Dice Colombano, intorno al 610:

Chiunque perda l’ostia o non ricordi dove l’abbia messa, faccia penitenza per un anno. Chi tratta l’ostia con negligenza così che si secchi e venga mangiata dai vermi, tanto che non ne resti nulla, faccia penitenza per sei mesi. Chi incorre in qualche trascuratezza verso l’ostia, così che si trovi in essa un verme e tuttavia sia ancora intera, bruci il verme sul fuoco e ne nasconda la cenere in terra vicino all’altare, e faccia penitenza per quaranta giorni. E chi non ha cura dell’ostia così che si alteri e perda il sapore del pane, se essa prende un colore rosso, faccia penitenza per venti giorni, se prende un colore violaceo, faccia penitenza per quindici giorni. Se invece l’ostia non ha cambiato colore, ma si è come conglutinata, faccia sette giorni di penitenza. Chi lascia che l’ostia si bagni, subito beva l’acqua contenuta nel crismale e consumi l’ostia.
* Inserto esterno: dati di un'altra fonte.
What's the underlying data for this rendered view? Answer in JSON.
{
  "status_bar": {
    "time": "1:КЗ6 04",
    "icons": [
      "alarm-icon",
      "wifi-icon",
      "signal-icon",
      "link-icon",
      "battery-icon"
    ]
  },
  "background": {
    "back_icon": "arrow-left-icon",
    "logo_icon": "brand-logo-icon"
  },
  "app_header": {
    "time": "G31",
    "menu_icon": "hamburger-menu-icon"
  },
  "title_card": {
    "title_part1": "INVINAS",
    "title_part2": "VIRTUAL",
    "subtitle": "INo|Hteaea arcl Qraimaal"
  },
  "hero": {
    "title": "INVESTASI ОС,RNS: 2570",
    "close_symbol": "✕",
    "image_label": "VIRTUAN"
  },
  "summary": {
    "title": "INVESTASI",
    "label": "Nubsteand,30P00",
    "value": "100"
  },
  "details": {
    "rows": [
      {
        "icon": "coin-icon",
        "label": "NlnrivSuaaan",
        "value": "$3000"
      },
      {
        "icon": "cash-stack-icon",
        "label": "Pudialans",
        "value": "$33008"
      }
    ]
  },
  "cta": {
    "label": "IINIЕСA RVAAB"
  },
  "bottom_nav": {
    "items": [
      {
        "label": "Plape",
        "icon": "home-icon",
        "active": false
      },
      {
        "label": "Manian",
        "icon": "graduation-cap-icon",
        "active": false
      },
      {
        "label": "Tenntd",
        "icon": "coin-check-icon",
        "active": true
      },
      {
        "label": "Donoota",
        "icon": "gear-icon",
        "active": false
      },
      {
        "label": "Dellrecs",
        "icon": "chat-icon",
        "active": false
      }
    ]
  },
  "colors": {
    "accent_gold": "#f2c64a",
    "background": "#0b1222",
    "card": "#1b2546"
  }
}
Se il crismale gli cade da una barca o da un ponte o da cavallo, non per trascuratezza, ma accidentalmente, faccia penitenza per un giorno; se però lascia che l’ostia si bagni per irriverenza, cioè se esce dall’acqua e non prende in considerazione il rischio che l’ostia corre, faccia quaranta giorni di penitenza.

Colombano, Regola cenobiale, XV, in Le opere, a cura di A. Granata, Jaca Book 2001, p. 343.